Gators, collisions and torrential downpours—we tackle them all in this month’s column.
By Genger Fahleson for Golf Digest Woman
I live in Florida, where alligators populate many courses. Is there a rule that applies if my ball lands near one?
A: Rules to the rescue! You’re not required to play your ball if it comes to rest in a dangerous area. You can drop another ball without penalty in the nearest safe spot that’s not closer to the hole. If your ball is in a hazard where an alligator is sunning, you must drop the ball in the same hazard or in a similar nearby hazard provided it’s no closer to the hole. If you can’t find a hazard without danger, you must take a penalty stroke and drop outside the hazard, keeping the point where the original ball lay between the hole and where it’s dropped (Decision 1-4/ 10, Dangerous Situation).
Q: I play in a league and I see many golfers sole their clubs in the bunkers. It’s only a fun group, but should I let them know they aren’t supposed to do that?
A: Why don’t you suggest to the golf pro that he or she provide a Rule of the Week primer and lead off with Rule 13-4b (Grounding Club in Hazard). In match play, if you see an opponent ground her club in a bunker, you may either ignore the breach or make a claim (Decision 2-5/1, Player’s Obligation Re: Lodging Claim). In stroke play, however, you must inform the player of the breach and ensure that the appropriate penalty strokes are added to her score.
Q: On the green, a player putts her ball and it strikes another player’s ball. What is the penalty and who incurs it?
A: In stroke play, the player who putts incurs a two-stroke penalty and she must play her ball from where it comes to rest after the deflection (Rule 19-5, Ball in Motion Deflected or Stopped By Another Ball). In match play, there is no penalty to either player. In either case, the struck ball must be replaced in its original location (Rule 18-5, Ball at Rest Moved By Another Ball).
Q: Can you use any club in your bag to measure the two club-lengths for dropping a ball when it goes into a hazard?

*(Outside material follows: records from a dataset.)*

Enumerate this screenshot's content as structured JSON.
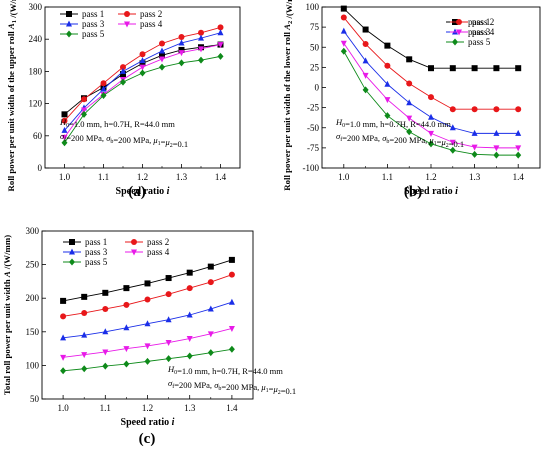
{
  "chart_data": [
    {
      "type": "line",
      "panel_label": "(a)",
      "ylabel_parts": [
        "Roll power per unit width of the upper roll",
        "A",
        "1",
        " /(W/mm)"
      ],
      "xlabel": [
        "Speed ratio ",
        "i"
      ],
      "xlim": [
        0.95,
        1.45
      ],
      "ylim": [
        0,
        300
      ],
      "xticks": [
        "1.0",
        "1.1",
        "1.2",
        "1.3",
        "1.4"
      ],
      "yticks": [
        "0",
        "60",
        "120",
        "180",
        "240",
        "300"
      ],
      "legend_position": "top-left",
      "annotation": [
        "H0=1.0 mm, h=0.7H, R=44.0 mm",
        "σf=200 MPa, σb=200 MPa, μ1=μ2=0.1"
      ],
      "x": [
        1.0,
        1.05,
        1.1,
        1.15,
        1.2,
        1.25,
        1.3,
        1.35,
        1.4
      ],
      "series": [
        {
          "name": "pass 1",
          "color": "#000000",
          "marker": "square",
          "values": [
            100,
            130,
            150,
            175,
            195,
            210,
            220,
            225,
            230
          ]
        },
        {
          "name": "pass 2",
          "color": "#e8171a",
          "marker": "circle",
          "values": [
            88,
            128,
            158,
            188,
            212,
            232,
            244,
            252,
            262
          ]
        },
        {
          "name": "pass 3",
          "color": "#1a2ee8",
          "marker": "triangle-up",
          "values": [
            70,
            112,
            147,
            180,
            200,
            218,
            233,
            242,
            252
          ]
        },
        {
          "name": "pass 4",
          "color": "#e81ae8",
          "marker": "triangle-down",
          "values": [
            57,
            108,
            137,
            165,
            188,
            203,
            215,
            222,
            230
          ]
        },
        {
          "name": "pass 5",
          "color": "#0e8a1a",
          "marker": "diamond",
          "values": [
            47,
            100,
            135,
            160,
            177,
            188,
            196,
            201,
            208
          ]
        }
      ]
    },
    {
      "type": "line",
      "panel_label": "(b)",
      "ylabel_parts": [
        "Roll power per unit width of the lower roll",
        "A",
        "2",
        " /(W/mm)"
      ],
      "xlabel": [
        "Speed ratio ",
        "i"
      ],
      "xlim": [
        0.95,
        1.45
      ],
      "ylim": [
        -100,
        100
      ],
      "xticks": [
        "1.0",
        "1.1",
        "1.2",
        "1.3",
        "1.4"
      ],
      "yticks": [
        "-100",
        "-75",
        "-50",
        "-25",
        "0",
        "25",
        "50",
        "75",
        "100"
      ],
      "legend_position": "top-right",
      "annotation": [
        "H0=1.0 mm, h=0.7H, R=44.0 mm",
        "σf=200 MPa, σb=200 MPa, μ1=μ2=0.1"
      ],
      "x": [
        1.0,
        1.05,
        1.1,
        1.15,
        1.2,
        1.25,
        1.3,
        1.35,
        1.4
      ],
      "series": [
        {
          "name": "pass 1",
          "color": "#000000",
          "marker": "square",
          "values": [
            98,
            72,
            52,
            35,
            24,
            24,
            24,
            24,
            24
          ]
        },
        {
          "name": "pass 2",
          "color": "#e8171a",
          "marker": "circle",
          "values": [
            87,
            54,
            27,
            5,
            -12,
            -27,
            -27,
            -27,
            -27
          ]
        },
        {
          "name": "pass 3",
          "color": "#1a2ee8",
          "marker": "triangle-up",
          "values": [
            70,
            33,
            4,
            -19,
            -37,
            -50,
            -57,
            -57,
            -57
          ]
        },
        {
          "name": "pass 4",
          "color": "#e81ae8",
          "marker": "triangle-down",
          "values": [
            55,
            15,
            -15,
            -38,
            -57,
            -68,
            -74,
            -75,
            -75
          ]
        },
        {
          "name": "pass 5",
          "color": "#0e8a1a",
          "marker": "diamond",
          "values": [
            45,
            -3,
            -35,
            -55,
            -70,
            -78,
            -83,
            -84,
            -84
          ]
        }
      ]
    },
    {
      "type": "line",
      "panel_label": "(c)",
      "ylabel_parts": [
        "Total roll power per unit width ",
        "A",
        "",
        " /(W/mm)"
      ],
      "xlabel": [
        "Speed ratio ",
        "i"
      ],
      "xlim": [
        0.95,
        1.45
      ],
      "ylim": [
        50,
        300
      ],
      "xticks": [
        "1.0",
        "1.1",
        "1.2",
        "1.3",
        "1.4"
      ],
      "yticks": [
        "50",
        "100",
        "150",
        "200",
        "250",
        "300"
      ],
      "legend_position": "top-left",
      "annotation": [
        "H0=1.0 mm, h=0.7H, R=44.0 mm",
        "σf=200 MPa, σb=200 MPa, μ1=μ2=0.1"
      ],
      "x": [
        1.0,
        1.05,
        1.1,
        1.15,
        1.2,
        1.25,
        1.3,
        1.35,
        1.4
      ],
      "series": [
        {
          "name": "pass 1",
          "color": "#000000",
          "marker": "square",
          "values": [
            196,
            202,
            208,
            215,
            222,
            230,
            238,
            247,
            257
          ]
        },
        {
          "name": "pass 2",
          "color": "#e8171a",
          "marker": "circle",
          "values": [
            173,
            178,
            184,
            190,
            198,
            206,
            215,
            224,
            235
          ]
        },
        {
          "name": "pass 3",
          "color": "#1a2ee8",
          "marker": "triangle-up",
          "values": [
            141,
            145,
            150,
            156,
            162,
            168,
            175,
            184,
            194
          ]
        },
        {
          "name": "pass 4",
          "color": "#e81ae8",
          "marker": "triangle-down",
          "values": [
            112,
            116,
            120,
            125,
            129,
            134,
            140,
            147,
            155
          ]
        },
        {
          "name": "pass 5",
          "color": "#0e8a1a",
          "marker": "diamond",
          "values": [
            92,
            95,
            99,
            102,
            106,
            110,
            114,
            119,
            124
          ]
        }
      ]
    }
  ]
}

A: When measuring club-lengths, you can use any club you have selected for that round (Decision 20/2, Borrowing Club for Measuring Purposes). Your driver is usually the longest club in your bag, and therefore makes the most generous measuring tool.
Q: After torrential downpours at our course, many of the bunkers were filled with water. I hit my ball into one and couldn’t even find it. What should I have done?

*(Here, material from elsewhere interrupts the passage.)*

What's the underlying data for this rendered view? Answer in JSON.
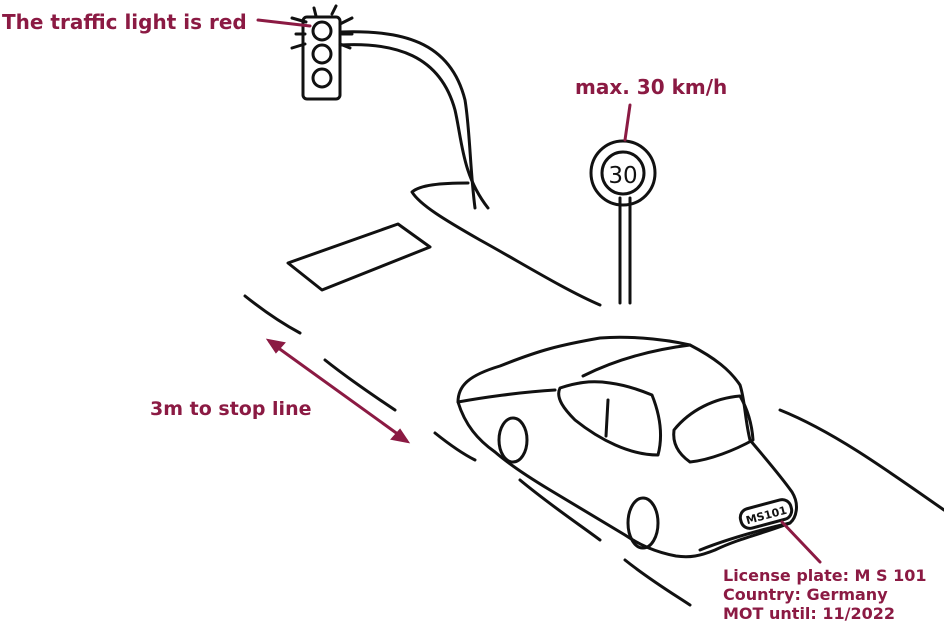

A: If you’re positive the ball is lost in casual water that fills a bunker, you have three options (Decision 25-1b/8, Player’s Options When Bunker Completely Covered by Casual Water). Without penalty, you can drop a ball on the nearest, driest area in the bunker, no closer to the hole. Or, if there isn’t a dry area in the bunker, take a penalty stroke and drop a ball behind the bunker, keeping the point where the first ball last crossed the outermost limit of the casual water between the hole and the spot on which you drop your new ball. Or you can add a penalty stroke and play another ball near the spot where your original ball was played.

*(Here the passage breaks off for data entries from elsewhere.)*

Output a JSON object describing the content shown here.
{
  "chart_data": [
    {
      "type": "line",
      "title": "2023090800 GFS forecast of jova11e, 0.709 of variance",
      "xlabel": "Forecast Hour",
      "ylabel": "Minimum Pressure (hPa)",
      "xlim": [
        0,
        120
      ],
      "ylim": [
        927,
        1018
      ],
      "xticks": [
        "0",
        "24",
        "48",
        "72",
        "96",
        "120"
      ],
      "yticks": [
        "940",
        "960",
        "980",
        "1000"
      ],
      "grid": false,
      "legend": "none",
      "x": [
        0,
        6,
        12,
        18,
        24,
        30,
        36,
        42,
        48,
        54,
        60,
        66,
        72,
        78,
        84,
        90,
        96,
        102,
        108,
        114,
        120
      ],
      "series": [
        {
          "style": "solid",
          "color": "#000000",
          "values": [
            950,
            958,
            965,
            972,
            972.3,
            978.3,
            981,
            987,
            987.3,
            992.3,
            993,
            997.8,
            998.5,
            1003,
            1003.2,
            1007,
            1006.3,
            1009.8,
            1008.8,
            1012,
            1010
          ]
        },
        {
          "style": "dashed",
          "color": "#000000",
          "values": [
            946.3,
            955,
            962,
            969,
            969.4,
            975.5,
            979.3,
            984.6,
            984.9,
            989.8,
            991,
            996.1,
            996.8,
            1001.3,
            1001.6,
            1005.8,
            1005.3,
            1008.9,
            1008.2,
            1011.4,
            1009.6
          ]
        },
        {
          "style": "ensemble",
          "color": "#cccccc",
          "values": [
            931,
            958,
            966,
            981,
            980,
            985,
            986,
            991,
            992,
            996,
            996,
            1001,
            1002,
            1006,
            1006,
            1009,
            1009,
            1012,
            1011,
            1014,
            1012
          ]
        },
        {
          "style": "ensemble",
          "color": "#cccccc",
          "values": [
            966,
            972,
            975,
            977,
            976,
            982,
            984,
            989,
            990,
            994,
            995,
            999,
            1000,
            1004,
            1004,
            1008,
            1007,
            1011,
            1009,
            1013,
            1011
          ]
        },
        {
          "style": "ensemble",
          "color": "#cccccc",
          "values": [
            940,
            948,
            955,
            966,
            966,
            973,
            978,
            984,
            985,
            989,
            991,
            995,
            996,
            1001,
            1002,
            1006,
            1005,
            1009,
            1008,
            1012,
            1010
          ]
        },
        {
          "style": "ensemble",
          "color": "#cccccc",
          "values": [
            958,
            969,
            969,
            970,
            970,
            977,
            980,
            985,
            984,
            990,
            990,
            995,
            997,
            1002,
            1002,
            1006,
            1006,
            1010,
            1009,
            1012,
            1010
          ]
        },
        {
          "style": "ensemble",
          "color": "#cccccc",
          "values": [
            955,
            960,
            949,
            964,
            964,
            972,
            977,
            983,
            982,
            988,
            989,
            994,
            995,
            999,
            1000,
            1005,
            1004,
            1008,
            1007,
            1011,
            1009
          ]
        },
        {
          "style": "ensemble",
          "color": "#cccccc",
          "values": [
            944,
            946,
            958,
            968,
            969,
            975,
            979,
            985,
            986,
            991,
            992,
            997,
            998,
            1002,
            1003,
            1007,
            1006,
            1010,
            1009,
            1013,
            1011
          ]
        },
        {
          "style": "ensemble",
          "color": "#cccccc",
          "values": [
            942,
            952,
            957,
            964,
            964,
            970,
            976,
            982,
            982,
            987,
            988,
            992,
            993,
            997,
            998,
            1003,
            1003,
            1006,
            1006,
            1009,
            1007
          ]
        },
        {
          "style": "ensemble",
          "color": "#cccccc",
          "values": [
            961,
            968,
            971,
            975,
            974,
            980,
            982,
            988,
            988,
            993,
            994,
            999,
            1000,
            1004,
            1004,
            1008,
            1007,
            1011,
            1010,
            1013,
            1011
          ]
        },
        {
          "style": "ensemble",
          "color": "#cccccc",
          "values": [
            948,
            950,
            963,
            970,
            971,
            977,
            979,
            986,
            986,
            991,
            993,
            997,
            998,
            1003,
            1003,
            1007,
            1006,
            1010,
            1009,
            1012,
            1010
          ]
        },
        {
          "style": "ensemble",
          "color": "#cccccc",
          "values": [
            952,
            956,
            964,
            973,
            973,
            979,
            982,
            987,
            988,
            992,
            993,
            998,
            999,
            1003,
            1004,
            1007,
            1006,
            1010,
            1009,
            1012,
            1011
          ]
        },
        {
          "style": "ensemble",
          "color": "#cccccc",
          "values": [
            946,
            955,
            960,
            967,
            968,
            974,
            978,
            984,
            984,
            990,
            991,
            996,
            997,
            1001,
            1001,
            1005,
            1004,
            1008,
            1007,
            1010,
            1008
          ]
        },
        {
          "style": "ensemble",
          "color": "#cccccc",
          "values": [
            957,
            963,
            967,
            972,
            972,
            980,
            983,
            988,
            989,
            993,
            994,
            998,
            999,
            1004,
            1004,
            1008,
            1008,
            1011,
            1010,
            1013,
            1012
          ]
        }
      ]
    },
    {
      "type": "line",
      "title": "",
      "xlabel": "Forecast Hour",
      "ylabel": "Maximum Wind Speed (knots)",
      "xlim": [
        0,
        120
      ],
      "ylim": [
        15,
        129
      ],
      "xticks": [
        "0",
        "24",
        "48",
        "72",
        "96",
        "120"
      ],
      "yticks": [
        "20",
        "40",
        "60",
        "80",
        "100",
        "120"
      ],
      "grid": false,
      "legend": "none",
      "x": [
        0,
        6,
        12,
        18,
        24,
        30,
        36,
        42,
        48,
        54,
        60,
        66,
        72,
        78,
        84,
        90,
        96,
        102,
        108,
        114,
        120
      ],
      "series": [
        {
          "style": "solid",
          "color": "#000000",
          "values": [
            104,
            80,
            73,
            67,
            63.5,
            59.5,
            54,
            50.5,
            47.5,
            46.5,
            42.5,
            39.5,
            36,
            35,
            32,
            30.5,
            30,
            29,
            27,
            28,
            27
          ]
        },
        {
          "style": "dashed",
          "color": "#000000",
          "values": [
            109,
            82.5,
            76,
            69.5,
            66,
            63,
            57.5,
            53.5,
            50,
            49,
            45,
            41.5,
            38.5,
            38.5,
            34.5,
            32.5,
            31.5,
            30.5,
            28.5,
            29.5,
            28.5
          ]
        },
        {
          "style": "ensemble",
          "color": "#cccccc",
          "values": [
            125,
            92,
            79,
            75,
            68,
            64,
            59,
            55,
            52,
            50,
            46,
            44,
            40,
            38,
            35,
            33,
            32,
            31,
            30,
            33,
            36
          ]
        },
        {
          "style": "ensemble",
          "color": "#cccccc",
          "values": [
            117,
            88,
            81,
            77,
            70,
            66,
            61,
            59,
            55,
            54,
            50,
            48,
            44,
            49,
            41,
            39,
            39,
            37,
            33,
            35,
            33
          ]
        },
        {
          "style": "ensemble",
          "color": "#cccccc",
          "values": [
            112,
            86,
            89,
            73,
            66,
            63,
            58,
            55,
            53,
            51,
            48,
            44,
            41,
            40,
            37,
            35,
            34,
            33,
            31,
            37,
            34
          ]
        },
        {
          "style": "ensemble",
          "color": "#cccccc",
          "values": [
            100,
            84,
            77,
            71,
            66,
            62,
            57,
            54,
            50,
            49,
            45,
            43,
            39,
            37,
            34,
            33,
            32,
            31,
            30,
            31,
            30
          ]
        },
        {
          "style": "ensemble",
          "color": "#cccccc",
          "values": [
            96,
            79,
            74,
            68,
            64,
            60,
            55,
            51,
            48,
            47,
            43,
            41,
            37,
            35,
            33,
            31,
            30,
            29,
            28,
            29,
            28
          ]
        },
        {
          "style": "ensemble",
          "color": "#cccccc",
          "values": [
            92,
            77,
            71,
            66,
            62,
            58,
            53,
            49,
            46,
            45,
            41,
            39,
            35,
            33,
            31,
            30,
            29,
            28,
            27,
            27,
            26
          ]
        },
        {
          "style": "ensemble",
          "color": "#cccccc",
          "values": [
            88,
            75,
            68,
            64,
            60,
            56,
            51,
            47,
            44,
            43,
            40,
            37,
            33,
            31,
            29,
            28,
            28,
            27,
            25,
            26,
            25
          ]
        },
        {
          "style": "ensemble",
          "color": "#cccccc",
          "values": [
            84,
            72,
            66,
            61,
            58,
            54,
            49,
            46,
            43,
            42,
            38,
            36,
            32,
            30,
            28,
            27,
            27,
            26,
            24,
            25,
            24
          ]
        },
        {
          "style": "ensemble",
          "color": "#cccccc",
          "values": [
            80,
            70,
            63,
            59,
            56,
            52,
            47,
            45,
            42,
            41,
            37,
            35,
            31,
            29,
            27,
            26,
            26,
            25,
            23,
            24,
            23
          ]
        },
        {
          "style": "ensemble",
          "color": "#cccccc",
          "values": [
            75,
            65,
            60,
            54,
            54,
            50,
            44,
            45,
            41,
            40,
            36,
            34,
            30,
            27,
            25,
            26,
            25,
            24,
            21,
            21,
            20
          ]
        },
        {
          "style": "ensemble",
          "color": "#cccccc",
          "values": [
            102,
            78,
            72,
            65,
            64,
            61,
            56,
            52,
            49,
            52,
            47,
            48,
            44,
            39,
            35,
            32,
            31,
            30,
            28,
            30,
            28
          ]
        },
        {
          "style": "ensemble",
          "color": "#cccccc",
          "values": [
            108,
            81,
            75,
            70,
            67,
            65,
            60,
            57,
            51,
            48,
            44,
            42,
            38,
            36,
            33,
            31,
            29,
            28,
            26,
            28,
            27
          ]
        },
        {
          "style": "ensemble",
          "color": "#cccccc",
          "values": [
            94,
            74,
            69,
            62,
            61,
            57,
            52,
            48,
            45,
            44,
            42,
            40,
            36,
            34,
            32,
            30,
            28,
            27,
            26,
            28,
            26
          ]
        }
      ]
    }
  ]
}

Q: A player in my group outdrove me by 10 yards. He then proceeded to hit his second shot before I did and it went straight into the hole. I told him he would have to replay the shot because he hit out of order. Was I right?
A: The answer depends on the format you were playing. In match play, you could have immediately required him to cancel and replay the stroke without penalty (Rule 10-1c, Order of Play; Match Play). In stroke play, the stroke made out of order stands as played and there’s no penalty (Rule 10-2c, Order of Play; Stroke Play).
Q: My tee shot landed on the left side of a cartpath, and the nearest point of relief was an area of small rocks. Could I have dropped my ball to the right of the cartpath, on the fairway?
A: Taking relief simply gets you off the cartpath; it isn’t meant to guarantee you a good lie (Rule 24-2b, Immovable Obstruction Relief). If the area of small rocks is the nearest point of relief, you’d have to drop it within one club-length of that spot, no closer to the hole.